This is very hard stuff to understand correctly. I'm not sure we can do it even when we try. None of which really addresses the roots of anti-semitism we can find in John's gospel in particular.  But we have to start with the understanding John didn't live in a Christian world (nor did such a thing exist, even conceptually, before Constantine and the 4th century), so a great deal of the "fault" of John is actually our fault, and not his.  He was no more capable of writing for our understanding than we are of writing for the understanding and sensibilities of people in the 40th century.  We imagine the world may have ended by then; or at least the human race; and yet we wonder how people in the 1st century could have reasonably expected the world to end long before the 21st century.
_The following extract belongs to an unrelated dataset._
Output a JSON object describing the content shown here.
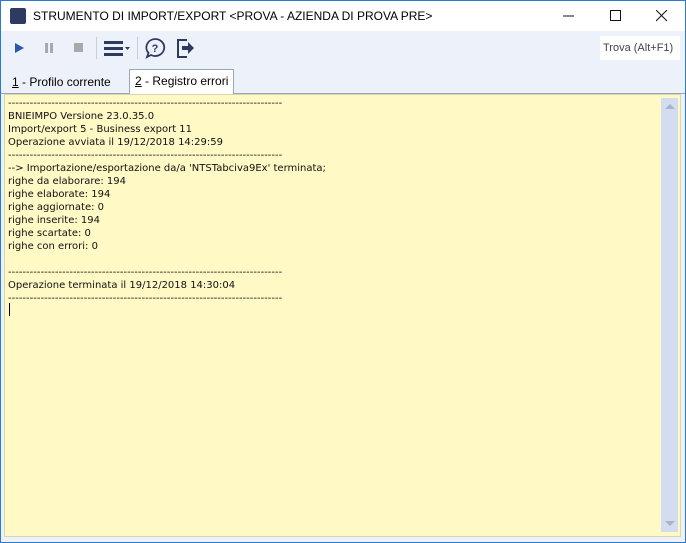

See what I mean about anachronism and understanding?

You see how incautious we are about the past, how we treat is as just like the present except more "primitive,"less "advanced" or "Enlightened" than us.  It's our way of masking our ignorance and making ourselves feel superior.  You'll have to watch that, if you want to continue following this discussion.

Let me go back to "iudaioi" a moment.  This is from the notes to John in the translation by the Jesus Seminar:

Only here are the Jewish people spoken of monolithically and from the outside; in the other gospels Pilate alone uses the phrase "the Jews." [According to Young's the word appears in both Matthew's nativity story (2:2), and in all three crucifixion narratives]  The explanation appears to be that this group of Christian Jews has recently been expelled from the synagogue (9:22,34, 12:42; 16:2), and therefore has a highly ambivalent, and frequently hostile, attitude toward Ioudaioi.  Traditionally translated into English as "Jews," the term is indistinguishable in Greek from "Judeans;" at the time, "Jews" were simply those who survived the fall of the Kingdom of Judah [hence that long passage from Young’s] and had their spiritual base, and in many cases their actual residence, in what Rome called Judea.  This gospel has given rise, more than Matthew, to savage Christian anti-Semitism down the subsequent centuries.

The Seminar uses that to explain why they translate the Greek word in John's gospel as "the Judeans," instead.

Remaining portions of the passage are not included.